Although it also comes with pros and cons at the same time.
- Generally, it has less market risk as trades can be performed on low-volatile assets.
- It can earn a profit, even with a slight price variation.
- Often require high upfront capital for earning low-key returns.
- Out of all the trading strategies, this one is the most time-consuming.
Passive Investment Strategies
Passive Investment Strategies empower a hands-off approach, where managing a portfolio requires less time and attention. The primary and ultimate goal of passive investing is to build profit moderately.
Even though there are differences between investment and trading strategies, trading ultimately means buying and selling securities to make a profit. In contrast, investment defines being involved in something and growing with it.
Furthermore, some features define passive investment strategies in detail:-
Buy and Hold
Buy and Hold is a compliant investment strategy where traders or investors buy an asset expecting to hold it for a long time, even when the market is fluctuating. This procedure is used for long-term investment portfolios, where the motive is to get into the market regardless of timing. The buy-and-hold strategy is almost based on fundamental analysis.
As a result, the process will only involve monitoring the portfolio’s performance occasionally, mostly once in a while. Although Bitcoin and other cryptocurrencies have been around for over a decade, HODL (Holding On for Dear Life) is a perfect example of a buy-and-hold strategy.
Due to its slow and steady approach and lack of frequent trading, commissions and transaction costs are low while using a passive strategy. However, the management fees charged by funds are unpreventable; most ETFs (exchange-traded funds) keep charges less than 1%.

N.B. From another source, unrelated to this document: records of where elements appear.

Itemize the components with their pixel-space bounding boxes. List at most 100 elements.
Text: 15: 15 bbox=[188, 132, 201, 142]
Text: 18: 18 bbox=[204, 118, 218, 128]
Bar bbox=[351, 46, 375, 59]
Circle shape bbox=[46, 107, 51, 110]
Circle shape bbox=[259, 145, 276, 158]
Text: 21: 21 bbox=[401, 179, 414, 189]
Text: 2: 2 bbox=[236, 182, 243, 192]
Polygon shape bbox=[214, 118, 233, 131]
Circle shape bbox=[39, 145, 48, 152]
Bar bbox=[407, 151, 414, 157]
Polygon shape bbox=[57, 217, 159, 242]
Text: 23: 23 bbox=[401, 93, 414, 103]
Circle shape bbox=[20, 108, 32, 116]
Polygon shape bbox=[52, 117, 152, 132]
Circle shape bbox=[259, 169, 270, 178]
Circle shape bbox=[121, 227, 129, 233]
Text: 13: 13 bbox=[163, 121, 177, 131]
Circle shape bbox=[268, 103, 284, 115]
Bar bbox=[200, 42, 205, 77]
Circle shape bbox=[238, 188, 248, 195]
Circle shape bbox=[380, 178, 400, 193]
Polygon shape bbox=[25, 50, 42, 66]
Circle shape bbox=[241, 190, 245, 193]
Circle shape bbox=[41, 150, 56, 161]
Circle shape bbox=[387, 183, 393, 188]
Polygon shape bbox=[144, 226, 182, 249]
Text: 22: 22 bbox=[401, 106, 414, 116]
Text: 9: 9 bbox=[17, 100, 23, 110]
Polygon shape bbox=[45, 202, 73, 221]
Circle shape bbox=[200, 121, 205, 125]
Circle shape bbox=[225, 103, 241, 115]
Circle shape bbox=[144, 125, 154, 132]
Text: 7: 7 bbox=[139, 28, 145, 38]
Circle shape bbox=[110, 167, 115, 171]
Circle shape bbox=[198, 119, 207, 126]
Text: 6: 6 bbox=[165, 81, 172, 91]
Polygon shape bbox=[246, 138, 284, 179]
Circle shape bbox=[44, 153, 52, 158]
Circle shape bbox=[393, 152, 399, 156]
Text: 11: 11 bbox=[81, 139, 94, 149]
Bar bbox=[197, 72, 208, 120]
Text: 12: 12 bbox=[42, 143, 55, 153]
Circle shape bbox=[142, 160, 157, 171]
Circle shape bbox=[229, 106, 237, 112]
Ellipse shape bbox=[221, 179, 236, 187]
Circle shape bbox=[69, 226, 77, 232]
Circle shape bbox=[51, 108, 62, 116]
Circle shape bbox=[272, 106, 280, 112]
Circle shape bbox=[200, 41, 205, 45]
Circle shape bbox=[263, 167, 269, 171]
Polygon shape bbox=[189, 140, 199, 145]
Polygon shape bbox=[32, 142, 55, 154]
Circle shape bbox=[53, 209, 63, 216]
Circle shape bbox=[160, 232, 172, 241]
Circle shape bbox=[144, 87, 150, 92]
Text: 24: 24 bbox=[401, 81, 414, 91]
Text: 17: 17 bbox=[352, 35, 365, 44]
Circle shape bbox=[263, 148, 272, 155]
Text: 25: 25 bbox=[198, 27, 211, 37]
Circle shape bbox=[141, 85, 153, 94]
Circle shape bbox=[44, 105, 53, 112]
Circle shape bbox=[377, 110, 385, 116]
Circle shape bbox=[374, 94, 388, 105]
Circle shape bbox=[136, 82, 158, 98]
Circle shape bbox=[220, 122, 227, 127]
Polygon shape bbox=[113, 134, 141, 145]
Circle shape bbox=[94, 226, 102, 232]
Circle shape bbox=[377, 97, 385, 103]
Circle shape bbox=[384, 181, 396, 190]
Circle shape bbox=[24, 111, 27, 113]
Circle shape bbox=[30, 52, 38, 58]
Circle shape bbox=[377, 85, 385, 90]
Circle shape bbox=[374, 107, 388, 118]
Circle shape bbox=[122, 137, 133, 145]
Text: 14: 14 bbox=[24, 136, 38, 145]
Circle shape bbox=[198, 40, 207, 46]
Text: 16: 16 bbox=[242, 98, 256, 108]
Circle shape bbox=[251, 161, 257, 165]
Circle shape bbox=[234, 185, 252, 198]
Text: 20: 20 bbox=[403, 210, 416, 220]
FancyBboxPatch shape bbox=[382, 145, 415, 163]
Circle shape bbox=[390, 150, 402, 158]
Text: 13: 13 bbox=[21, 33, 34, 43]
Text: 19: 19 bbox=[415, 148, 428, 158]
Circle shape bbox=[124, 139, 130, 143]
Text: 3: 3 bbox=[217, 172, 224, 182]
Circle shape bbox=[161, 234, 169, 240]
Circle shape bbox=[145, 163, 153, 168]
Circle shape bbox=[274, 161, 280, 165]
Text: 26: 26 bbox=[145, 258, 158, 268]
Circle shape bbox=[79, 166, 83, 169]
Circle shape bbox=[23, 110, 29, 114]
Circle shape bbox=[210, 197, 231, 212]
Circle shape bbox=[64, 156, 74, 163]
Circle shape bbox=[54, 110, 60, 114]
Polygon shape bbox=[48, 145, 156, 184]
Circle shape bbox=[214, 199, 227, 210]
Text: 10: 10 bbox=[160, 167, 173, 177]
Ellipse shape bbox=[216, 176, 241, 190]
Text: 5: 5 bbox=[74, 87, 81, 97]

Index investing refers to buying ETFs and indices in the traditional market. However, this kind of product is also available in the cryptocurrency market, both centralized and decentralized cryptocurrency exchanges. The idea behind the crypto index is to produce a basket of crypto assets and create a token that tracks their combined performance.
The tokenized index will likely become popular over the coming years. That is because it allows a more hands-off approach to investing in blockchain technology and the cryptocurrency market.
Conceiving a crypto trading strategy that suits anyone’s personality style and financial goals takes time and effort. We went through some of the most common Bitcoin trading strategies, which can be helpful to crypto enthusiasts in figuring out which will suit them best.
The best technique to find out which trades work for you is by keeping a track or record where it portrays profit or loss and then getting through and looking further into how things have to work differently and accomplishing it. In simple words, your trading strategies should constantly evolve as you gain trading experience.